Non-GAAP Financial Measures
This earnings release
includes information that does not conform to accounting principles
generally accepted in the United States
of America ("U.S. GAAP") and are considered non-GAAP
measures. Management uses these measures internally for planning,
forecasting and evaluating the performance of the Company,
including allocating resources. DuPont's management believes these
non-GAAP financial measures are useful to investors because they
provide additional information related to the ongoing performance
of DuPont to offer a more meaningful comparison related to future
results of operations. These non-GAAP financial measures supplement
disclosures prepared in accordance with U.S. GAAP, and should not
be viewed as an alternative to U.S. GAAP. Furthermore, such
non-GAAP measures may not be consistent with similar measures
provided or used by other companies. Reconciliations for these
non-GAAP measures to U.S. GAAP are provided in the Selected
Financial Information and Non-GAAP Measures starting on page 11 and
in the Reconciliation to Non-GAAP Measures on the Investors section
of the Company's website. Non-GAAP measures included in this
release are defined below. The Company has not provided
forward-looking U.S. GAAP financial measures or a reconciliation of
forward-looking non-GAAP financial measures to the most comparable
U.S. GAAP financial measures on a forward-looking basis because the
Company is unable to predict with reasonable certainty the ultimate
outcome of certain future events. These events include, among
others, the impact of portfolio changes, including asset sales,
mergers, acquisitions, and divestitures; contingent liabilities
related to litigation, environmental and indemnifications matters;
impairments and discrete tax items. These items are uncertain,
depend on various factors, and could have a material impact on U.S.
GAAP results for the guidance period.
Mobility & Material businesses costs classified as
discontinued operations include only direct operating expenses
incurred by the M&M Businesses which the Company will cease to
incur upon the close of the M&M Divestitures.
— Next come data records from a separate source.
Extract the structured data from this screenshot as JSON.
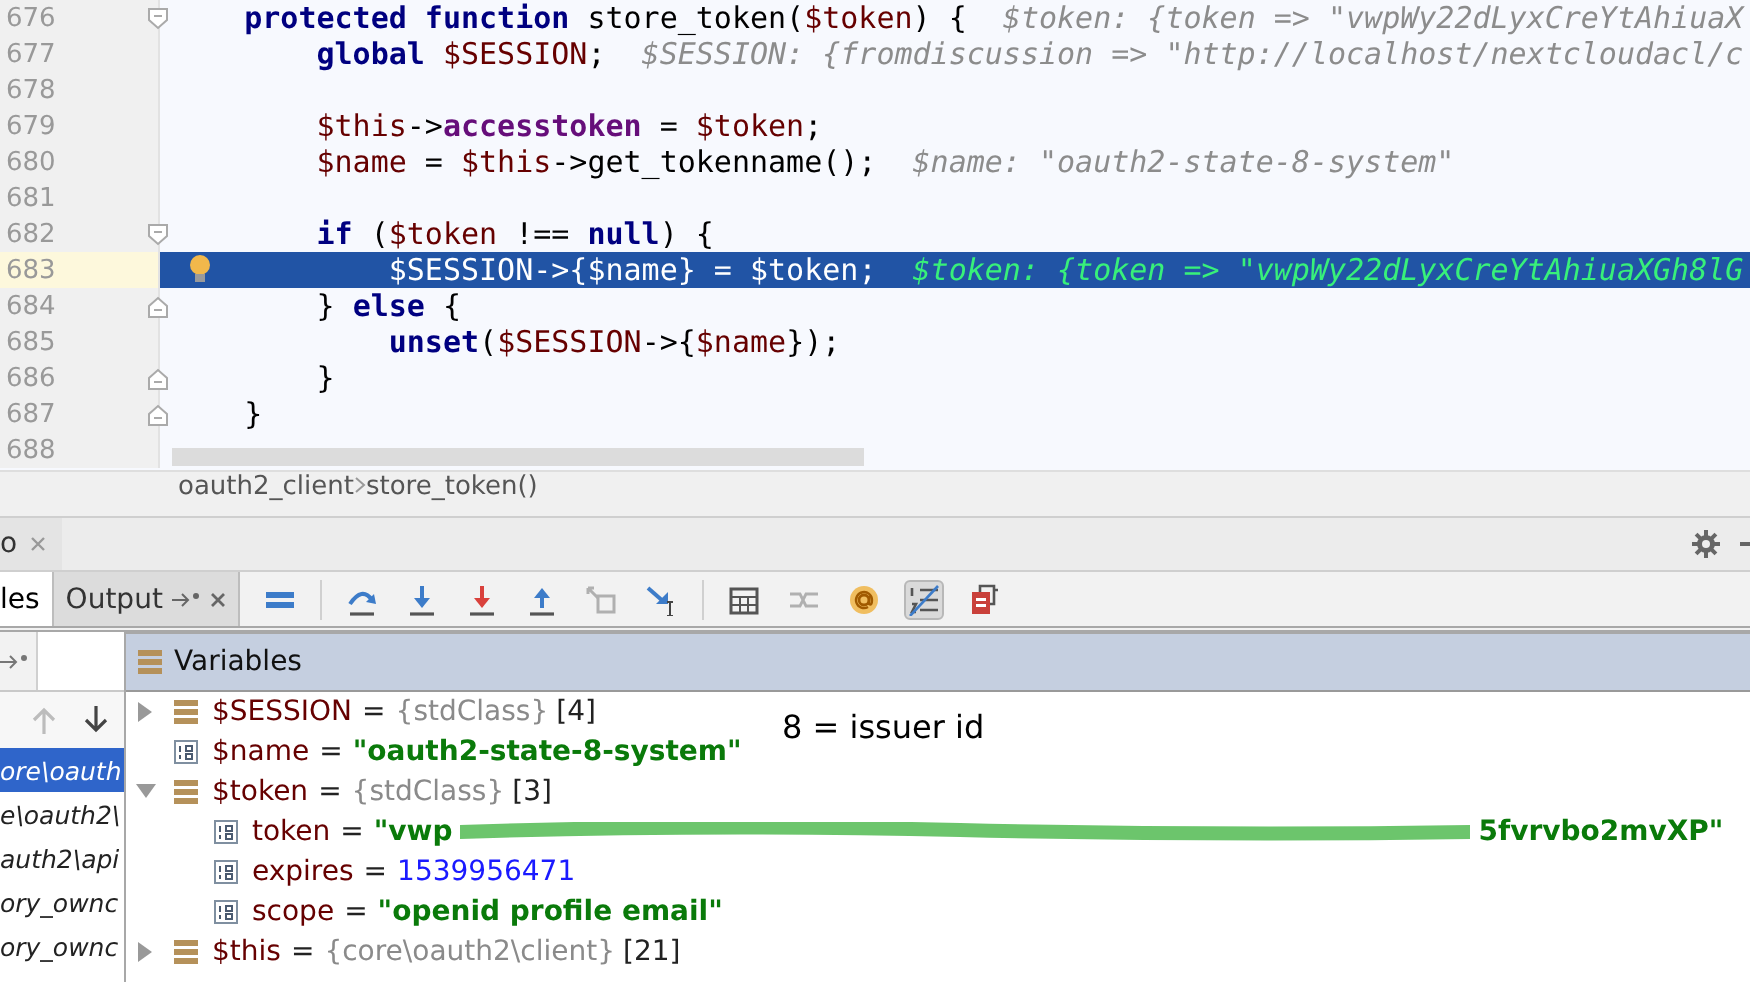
{
  "editor": {
    "lines": [
      {
        "number": "676",
        "fold_start": true,
        "fold_end": false,
        "current": false,
        "tokens": [
          {
            "kind": "keyword",
            "text": "    protected"
          },
          {
            "kind": "keyword",
            "text": " function"
          },
          {
            "kind": "plain",
            "text": " store_token("
          },
          {
            "kind": "var",
            "text": "$token"
          },
          {
            "kind": "plain",
            "text": ") {"
          }
        ],
        "hint": "$token: {token => \"vwpWy22dLyxCreYtAhiuaX"
      },
      {
        "number": "677",
        "fold_start": false,
        "fold_end": false,
        "current": false,
        "tokens": [
          {
            "kind": "keyword",
            "text": "        global"
          },
          {
            "kind": "var",
            "text": " $SESSION"
          },
          {
            "kind": "plain",
            "text": ";"
          }
        ],
        "hint": "$SESSION: {fromdiscussion => \"http://localhost/nextcloudacl/c"
      },
      {
        "number": "678",
        "fold_start": false,
        "fold_end": false,
        "current": false
      },
      {
        "number": "679",
        "fold_start": false,
        "fold_end": false,
        "current": false,
        "tokens": [
          {
            "kind": "var",
            "text": "        $this"
          },
          {
            "kind": "plain",
            "text": "->"
          },
          {
            "kind": "field",
            "text": "accesstoken"
          },
          {
            "kind": "plain",
            "text": " = "
          },
          {
            "kind": "var",
            "text": "$token"
          },
          {
            "kind": "plain",
            "text": ";"
          }
        ]
      },
      {
        "number": "680",
        "fold_start": false,
        "fold_end": false,
        "current": false,
        "tokens": [
          {
            "kind": "var",
            "text": "        $name"
          },
          {
            "kind": "plain",
            "text": " = "
          },
          {
            "kind": "var",
            "text": "$this"
          },
          {
            "kind": "plain",
            "text": "->get_tokenname();"
          }
        ],
        "hint": "$name: \"oauth2-state-8-system\""
      },
      {
        "number": "681",
        "fold_start": false,
        "fold_end": false,
        "current": false
      },
      {
        "number": "682",
        "fold_start": true,
        "fold_end": false,
        "current": false,
        "tokens": [
          {
            "kind": "keyword",
            "text": "        if"
          },
          {
            "kind": "plain",
            "text": " ("
          },
          {
            "kind": "var",
            "text": "$token"
          },
          {
            "kind": "plain",
            "text": " !== "
          },
          {
            "kind": "keyword",
            "text": "null"
          },
          {
            "kind": "plain",
            "text": ") {"
          }
        ]
      },
      {
        "number": "683",
        "fold_start": false,
        "fold_end": false,
        "current": true,
        "tokens": [
          {
            "kind": "var",
            "text": "            $SESSION"
          },
          {
            "kind": "plain",
            "text": "->{"
          },
          {
            "kind": "var",
            "text": "$name"
          },
          {
            "kind": "plain",
            "text": "} = "
          },
          {
            "kind": "var",
            "text": "$token"
          },
          {
            "kind": "plain",
            "text": ";"
          }
        ],
        "hint": "$token: {token => \"vwpWy22dLyxCreYtAhiuaXGh8lG"
      },
      {
        "number": "684",
        "fold_start": false,
        "fold_end": true,
        "current": false,
        "tokens": [
          {
            "kind": "plain",
            "text": "        } "
          },
          {
            "kind": "keyword",
            "text": "else"
          },
          {
            "kind": "plain",
            "text": " {"
          }
        ]
      },
      {
        "number": "685",
        "fold_start": false,
        "fold_end": false,
        "current": false,
        "tokens": [
          {
            "kind": "keyword",
            "text": "            unset"
          },
          {
            "kind": "plain",
            "text": "("
          },
          {
            "kind": "var",
            "text": "$SESSION"
          },
          {
            "kind": "plain",
            "text": "->{"
          },
          {
            "kind": "var",
            "text": "$name"
          },
          {
            "kind": "plain",
            "text": "});"
          }
        ]
      },
      {
        "number": "686",
        "fold_start": false,
        "fold_end": true,
        "current": false,
        "tokens": [
          {
            "kind": "plain",
            "text": "        }"
          }
        ]
      },
      {
        "number": "687",
        "fold_start": false,
        "fold_end": true,
        "current": false,
        "tokens": [
          {
            "kind": "plain",
            "text": "    }"
          }
        ]
      },
      {
        "number": "688",
        "fold_start": false,
        "fold_end": false,
        "current": false
      }
    ]
  },
  "breadcrumb": [
    "oauth2_client",
    "store_token()"
  ],
  "debug": {
    "tab": "o",
    "tabs": [
      {
        "label": "les",
        "selected": true
      },
      {
        "label": "Output",
        "selected": false
      }
    ],
    "toolbar": [
      {
        "buttons": [
          {
            "kind": "frames",
            "disabled": false,
            "pressed": false
          }
        ]
      },
      {
        "buttons": [
          {
            "kind": "step-over",
            "disabled": false,
            "pressed": false
          },
          {
            "kind": "step-into",
            "disabled": false,
            "pressed": false
          },
          {
            "kind": "force-step-into",
            "disabled": false,
            "pressed": false
          },
          {
            "kind": "step-out",
            "disabled": false,
            "pressed": false
          },
          {
            "kind": "drop-frame",
            "disabled": true,
            "pressed": false
          },
          {
            "kind": "run-to-cursor",
            "disabled": false,
            "pressed": false
          }
        ]
      },
      {
        "buttons": [
          {
            "kind": "evaluate",
            "disabled": false,
            "pressed": false
          },
          {
            "kind": "trace",
            "disabled": true,
            "pressed": false
          },
          {
            "kind": "watch",
            "disabled": false,
            "pressed": false
          },
          {
            "kind": "toggle-values",
            "disabled": false,
            "pressed": true
          },
          {
            "kind": "restore-layout",
            "disabled": false,
            "pressed": false
          }
        ]
      }
    ],
    "frame_nav": [
      {
        "kind": "up",
        "disabled": true
      },
      {
        "kind": "down",
        "disabled": false
      }
    ],
    "frames": [
      {
        "text": "ore\\oauth",
        "selected": true
      },
      {
        "text": "e\\oauth2\\",
        "selected": false
      },
      {
        "text": "auth2\\api",
        "selected": false
      },
      {
        "text": "ory_ownc",
        "selected": false
      },
      {
        "text": "ory_ownc",
        "selected": false
      }
    ],
    "variables": {
      "title": "Variables",
      "annotation": "8 = issuer id",
      "items": [
        {
          "name": "$SESSION",
          "sep": "=",
          "kind": "object",
          "type": "{stdClass}",
          "count": "[4]",
          "expanded": false
        },
        {
          "name": "$name",
          "sep": "=",
          "kind": "string",
          "value": "\"oauth2-state-8-system\""
        },
        {
          "name": "$token",
          "sep": "=",
          "kind": "object",
          "type": "{stdClass}",
          "count": "[3]",
          "expanded": true,
          "children": [
            {
              "name": "token",
              "sep": "=",
              "kind": "string",
              "value": "\"vwp",
              "value_end": "5fvrvbo2mvXP\"",
              "redacted": true
            },
            {
              "name": "expires",
              "sep": "=",
              "kind": "number",
              "value": "1539956471"
            },
            {
              "name": "scope",
              "sep": "=",
              "kind": "string",
              "value": "\"openid profile email\""
            }
          ]
        },
        {
          "name": "$this",
          "sep": "=",
          "kind": "object",
          "type": "{core\\oauth2\\client}",
          "count": "[21]",
          "expanded": false
        }
      ]
    }
  }
}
Indirect costs,
such as those related to corporate and shared service functions
previously allocated to the M&M Businesses, do not meet the
criteria for discontinued operations and remain reported within
continuing operations. A portion of these indirect costs include
costs related to activities the Company will continue to undertake
post-closing of the M&M Divestiture, and for which it will be
reimbursed ("Future Reimbursable Indirect Costs"). Future
Reimbursable Indirect Costs are reported within continuing
operations but are excluded from Adjusted EPS and operating EBITDA
as defined below. The remaining portion of these indirect costs are
not subject to future reimbursement ("Stranded Costs"). Stranded
Costs are reported within continuing operations in Corporate &
Other and are included within Adjusted EPS and Operating
EBITDA.
Adjusted earnings per common share from continuing operations -
diluted ("Adjusted EPS"), is defined as earnings per common share
from continuing operations - diluted, excluding the after-tax
impact of significant items, after-tax impact of amortization
expense of intangibles, the after-tax impact of non-operating
pension / other post employment benefits ("OPEB") credits / costs
and Future Reimbursable Indirect Costs. Management estimates
amortization expense in 2022 associated with intangibles to be
approximately $610 million on a
pre-tax basis, or approximately $0.93
per share.
The Company's measure of profit/loss for segment reporting
purposes is Operating EBITDA as this is the manner in which the
Company's chief operating decision maker ("CODM") assesses
performance and allocates resources. The Company defines Operating
EBITDA as earnings (i.e., "Income from continuing operations before
income taxes") before interest, depreciation, amortization,
non-operating pension / OPEB benefits / charges, and foreign
exchange gains / losses, excluding Future Reimbursable Indirect
Costs, and adjusted for significant items. Reconciliations of these
measures are provided on the following pages.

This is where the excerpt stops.